Dr. Jentery Sayers, Associate Professor of English and Cultural, Social, and Political Thought, University of Victoria
A Humanity+Technology/CoAD Lecture
Lawrence Technological University
March 25, 2021, 6-7:30 pm
Participate in this free, interactive event either via Zoom: or YouTube Livestream:
Abstract: How and to what effects is prototyping a mode of inquiry in humanities research and teaching? In this talk, I survey examples across labs and classrooms and then attend to one project in particular: "Remaking the Reading Optophone" at the University of Victoria (UVic). Dating back to the 1910s, reading optophones converted type into audible tones to give blind readers direct access to inkprint materials. Now considered to be "obsolete," they were foundational to the development of optical character recognition (OCR). With researcher Tiffany Chan, I prototyped past iterations of the reading optophone at UVic to study the labor of translation, which is frequently ignored by historians of media and technology. I conclude this talk by outlining what we learned from "prototyping the past" and how it directed our attention to the practice of worldbuilding.

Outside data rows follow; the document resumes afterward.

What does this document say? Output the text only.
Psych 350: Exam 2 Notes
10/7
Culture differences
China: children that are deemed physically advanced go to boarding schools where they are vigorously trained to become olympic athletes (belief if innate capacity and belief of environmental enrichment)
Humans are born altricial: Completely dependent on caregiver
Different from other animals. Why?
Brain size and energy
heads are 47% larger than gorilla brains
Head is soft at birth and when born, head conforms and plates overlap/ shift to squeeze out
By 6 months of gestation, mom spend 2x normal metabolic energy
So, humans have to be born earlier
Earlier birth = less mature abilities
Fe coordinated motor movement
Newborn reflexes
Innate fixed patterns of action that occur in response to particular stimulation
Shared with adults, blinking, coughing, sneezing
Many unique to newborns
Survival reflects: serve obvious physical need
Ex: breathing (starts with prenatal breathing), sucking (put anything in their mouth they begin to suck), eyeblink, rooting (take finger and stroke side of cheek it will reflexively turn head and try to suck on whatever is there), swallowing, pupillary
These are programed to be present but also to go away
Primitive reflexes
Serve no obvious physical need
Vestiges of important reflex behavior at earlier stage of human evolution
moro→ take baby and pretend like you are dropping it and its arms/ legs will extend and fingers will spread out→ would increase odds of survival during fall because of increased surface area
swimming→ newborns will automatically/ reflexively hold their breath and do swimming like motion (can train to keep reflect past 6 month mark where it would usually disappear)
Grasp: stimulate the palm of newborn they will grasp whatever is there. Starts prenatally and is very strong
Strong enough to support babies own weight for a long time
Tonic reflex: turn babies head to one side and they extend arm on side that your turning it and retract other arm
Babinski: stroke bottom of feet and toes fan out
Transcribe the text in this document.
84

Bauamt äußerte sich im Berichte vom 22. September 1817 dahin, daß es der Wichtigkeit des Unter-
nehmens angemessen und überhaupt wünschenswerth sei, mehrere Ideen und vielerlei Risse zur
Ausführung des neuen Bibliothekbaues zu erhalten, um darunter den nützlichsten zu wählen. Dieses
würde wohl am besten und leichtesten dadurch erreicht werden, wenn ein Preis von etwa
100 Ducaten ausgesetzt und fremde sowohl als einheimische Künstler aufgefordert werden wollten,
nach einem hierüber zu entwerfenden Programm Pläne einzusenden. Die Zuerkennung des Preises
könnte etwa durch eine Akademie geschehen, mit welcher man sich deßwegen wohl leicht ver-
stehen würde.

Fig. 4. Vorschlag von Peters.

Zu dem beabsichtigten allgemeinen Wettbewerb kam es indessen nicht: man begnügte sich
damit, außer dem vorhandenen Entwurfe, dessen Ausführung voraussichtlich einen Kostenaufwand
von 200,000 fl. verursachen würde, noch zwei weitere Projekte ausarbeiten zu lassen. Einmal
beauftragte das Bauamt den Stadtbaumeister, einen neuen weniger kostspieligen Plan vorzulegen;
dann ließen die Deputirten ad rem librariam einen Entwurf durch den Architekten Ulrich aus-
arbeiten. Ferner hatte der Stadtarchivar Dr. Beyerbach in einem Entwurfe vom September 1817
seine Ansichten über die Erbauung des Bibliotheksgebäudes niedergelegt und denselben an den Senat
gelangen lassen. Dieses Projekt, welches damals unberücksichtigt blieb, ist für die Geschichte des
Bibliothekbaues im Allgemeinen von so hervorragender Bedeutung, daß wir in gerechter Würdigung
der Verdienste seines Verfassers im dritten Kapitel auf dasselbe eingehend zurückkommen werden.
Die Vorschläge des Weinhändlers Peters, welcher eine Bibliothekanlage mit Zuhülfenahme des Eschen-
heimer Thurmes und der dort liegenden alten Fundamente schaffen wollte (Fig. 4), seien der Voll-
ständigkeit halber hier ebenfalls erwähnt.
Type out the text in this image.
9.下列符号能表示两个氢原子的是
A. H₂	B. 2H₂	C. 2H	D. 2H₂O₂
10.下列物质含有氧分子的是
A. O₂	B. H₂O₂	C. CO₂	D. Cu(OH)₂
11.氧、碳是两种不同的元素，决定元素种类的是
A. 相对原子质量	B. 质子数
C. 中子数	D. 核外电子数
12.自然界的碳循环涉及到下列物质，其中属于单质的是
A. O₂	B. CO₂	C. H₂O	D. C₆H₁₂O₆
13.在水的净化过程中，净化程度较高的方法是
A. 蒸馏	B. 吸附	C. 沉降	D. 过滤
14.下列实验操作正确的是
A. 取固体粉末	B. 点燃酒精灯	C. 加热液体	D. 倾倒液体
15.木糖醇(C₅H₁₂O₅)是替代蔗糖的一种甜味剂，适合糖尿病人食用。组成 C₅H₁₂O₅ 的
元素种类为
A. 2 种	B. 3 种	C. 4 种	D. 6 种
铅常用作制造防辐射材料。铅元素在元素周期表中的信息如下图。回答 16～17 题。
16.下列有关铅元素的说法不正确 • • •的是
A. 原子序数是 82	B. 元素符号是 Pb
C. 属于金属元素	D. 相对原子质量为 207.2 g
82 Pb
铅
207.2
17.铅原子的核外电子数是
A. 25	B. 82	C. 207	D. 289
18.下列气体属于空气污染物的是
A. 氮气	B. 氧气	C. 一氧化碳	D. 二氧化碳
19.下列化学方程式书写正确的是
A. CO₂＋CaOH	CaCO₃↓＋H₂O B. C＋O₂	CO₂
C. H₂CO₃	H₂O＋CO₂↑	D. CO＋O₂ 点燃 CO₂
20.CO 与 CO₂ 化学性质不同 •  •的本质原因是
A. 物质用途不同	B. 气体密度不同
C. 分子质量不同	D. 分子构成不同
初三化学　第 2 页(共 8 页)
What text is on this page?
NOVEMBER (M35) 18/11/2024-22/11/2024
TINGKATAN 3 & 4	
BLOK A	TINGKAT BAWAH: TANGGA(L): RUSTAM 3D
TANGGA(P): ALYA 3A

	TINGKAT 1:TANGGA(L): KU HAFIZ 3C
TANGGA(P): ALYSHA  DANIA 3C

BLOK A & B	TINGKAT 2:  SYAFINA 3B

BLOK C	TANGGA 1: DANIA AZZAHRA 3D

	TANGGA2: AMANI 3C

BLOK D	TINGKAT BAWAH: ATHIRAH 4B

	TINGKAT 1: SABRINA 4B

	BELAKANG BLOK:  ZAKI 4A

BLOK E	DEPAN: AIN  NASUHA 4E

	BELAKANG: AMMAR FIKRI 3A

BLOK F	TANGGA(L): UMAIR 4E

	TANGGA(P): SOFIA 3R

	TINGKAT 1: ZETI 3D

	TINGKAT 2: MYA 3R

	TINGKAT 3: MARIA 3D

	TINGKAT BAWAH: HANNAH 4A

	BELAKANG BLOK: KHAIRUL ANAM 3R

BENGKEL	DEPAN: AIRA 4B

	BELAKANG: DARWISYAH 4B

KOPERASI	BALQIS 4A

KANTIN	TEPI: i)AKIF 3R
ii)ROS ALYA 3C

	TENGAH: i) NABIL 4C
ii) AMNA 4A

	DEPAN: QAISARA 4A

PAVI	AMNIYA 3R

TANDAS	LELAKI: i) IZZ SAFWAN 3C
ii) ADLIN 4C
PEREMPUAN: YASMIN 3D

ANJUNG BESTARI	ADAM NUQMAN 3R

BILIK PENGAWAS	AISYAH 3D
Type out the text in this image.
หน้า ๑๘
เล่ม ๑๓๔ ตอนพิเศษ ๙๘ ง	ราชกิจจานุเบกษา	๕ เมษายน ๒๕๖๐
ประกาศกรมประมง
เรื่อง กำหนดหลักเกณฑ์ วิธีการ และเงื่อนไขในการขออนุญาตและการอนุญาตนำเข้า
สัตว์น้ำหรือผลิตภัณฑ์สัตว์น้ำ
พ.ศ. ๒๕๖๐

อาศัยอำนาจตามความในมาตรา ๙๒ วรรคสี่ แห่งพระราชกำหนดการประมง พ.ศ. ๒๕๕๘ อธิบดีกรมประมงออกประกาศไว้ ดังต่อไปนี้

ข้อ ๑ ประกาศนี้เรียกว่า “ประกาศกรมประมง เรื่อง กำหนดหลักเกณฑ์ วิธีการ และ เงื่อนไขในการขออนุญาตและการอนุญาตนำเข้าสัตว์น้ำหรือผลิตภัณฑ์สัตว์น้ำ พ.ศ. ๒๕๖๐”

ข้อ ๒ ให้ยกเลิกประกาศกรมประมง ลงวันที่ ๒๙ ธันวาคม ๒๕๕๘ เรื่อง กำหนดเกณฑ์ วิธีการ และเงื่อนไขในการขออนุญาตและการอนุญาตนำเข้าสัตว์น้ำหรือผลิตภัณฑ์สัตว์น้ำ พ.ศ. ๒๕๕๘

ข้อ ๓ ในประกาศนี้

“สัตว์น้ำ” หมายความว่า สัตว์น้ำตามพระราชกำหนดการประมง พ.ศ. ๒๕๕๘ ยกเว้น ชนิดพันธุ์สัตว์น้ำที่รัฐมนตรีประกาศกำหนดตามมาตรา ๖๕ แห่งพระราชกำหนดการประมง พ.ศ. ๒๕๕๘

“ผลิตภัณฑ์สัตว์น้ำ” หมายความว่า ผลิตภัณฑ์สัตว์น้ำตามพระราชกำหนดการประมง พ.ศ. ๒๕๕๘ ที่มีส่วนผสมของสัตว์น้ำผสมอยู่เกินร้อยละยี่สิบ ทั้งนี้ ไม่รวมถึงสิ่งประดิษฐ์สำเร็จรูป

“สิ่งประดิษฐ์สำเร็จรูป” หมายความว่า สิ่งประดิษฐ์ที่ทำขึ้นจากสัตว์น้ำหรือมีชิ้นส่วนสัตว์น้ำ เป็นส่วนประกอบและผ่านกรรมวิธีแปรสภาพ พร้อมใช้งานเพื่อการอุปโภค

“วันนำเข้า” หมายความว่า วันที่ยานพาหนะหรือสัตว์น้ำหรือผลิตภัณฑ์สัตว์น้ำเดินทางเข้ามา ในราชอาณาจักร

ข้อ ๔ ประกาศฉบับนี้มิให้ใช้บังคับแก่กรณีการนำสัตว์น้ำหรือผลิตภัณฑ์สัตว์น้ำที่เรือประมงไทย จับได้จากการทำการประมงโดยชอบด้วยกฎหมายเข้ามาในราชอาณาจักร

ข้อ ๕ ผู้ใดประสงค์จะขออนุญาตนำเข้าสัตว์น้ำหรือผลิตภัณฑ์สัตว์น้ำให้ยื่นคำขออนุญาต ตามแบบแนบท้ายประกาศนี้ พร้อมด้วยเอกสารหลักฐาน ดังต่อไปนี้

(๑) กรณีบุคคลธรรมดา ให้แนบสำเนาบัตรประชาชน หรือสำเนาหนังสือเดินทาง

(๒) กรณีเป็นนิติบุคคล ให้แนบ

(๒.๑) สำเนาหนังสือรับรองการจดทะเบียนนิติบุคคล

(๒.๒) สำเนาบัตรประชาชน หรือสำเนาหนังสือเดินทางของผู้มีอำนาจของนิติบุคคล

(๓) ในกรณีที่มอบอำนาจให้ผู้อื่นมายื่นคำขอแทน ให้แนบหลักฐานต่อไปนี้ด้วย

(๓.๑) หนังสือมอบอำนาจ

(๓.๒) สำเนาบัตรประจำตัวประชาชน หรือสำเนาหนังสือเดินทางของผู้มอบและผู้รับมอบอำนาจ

Speaker bio: Jentery Sayers (he / him / his) is Associate Professor of English and Cultural, Social, and Political Thought at the University of Victoria on the unceded territory of the Lekwungen peoples and the Songhees, Esquimalt, and W̱SÁNEĆ First Nations. He directs the Praxis Studio for Comparative Media Studies and is the editor of Making Things and Drawing Boundaries (University of Minnesota Press), The Routledge Companion to Media Studies and Digital Humanities (Routledge), and Digital Pedagogy in the Humanities (Modern Language Association, with co-editors, Davis, Gold, and Harris).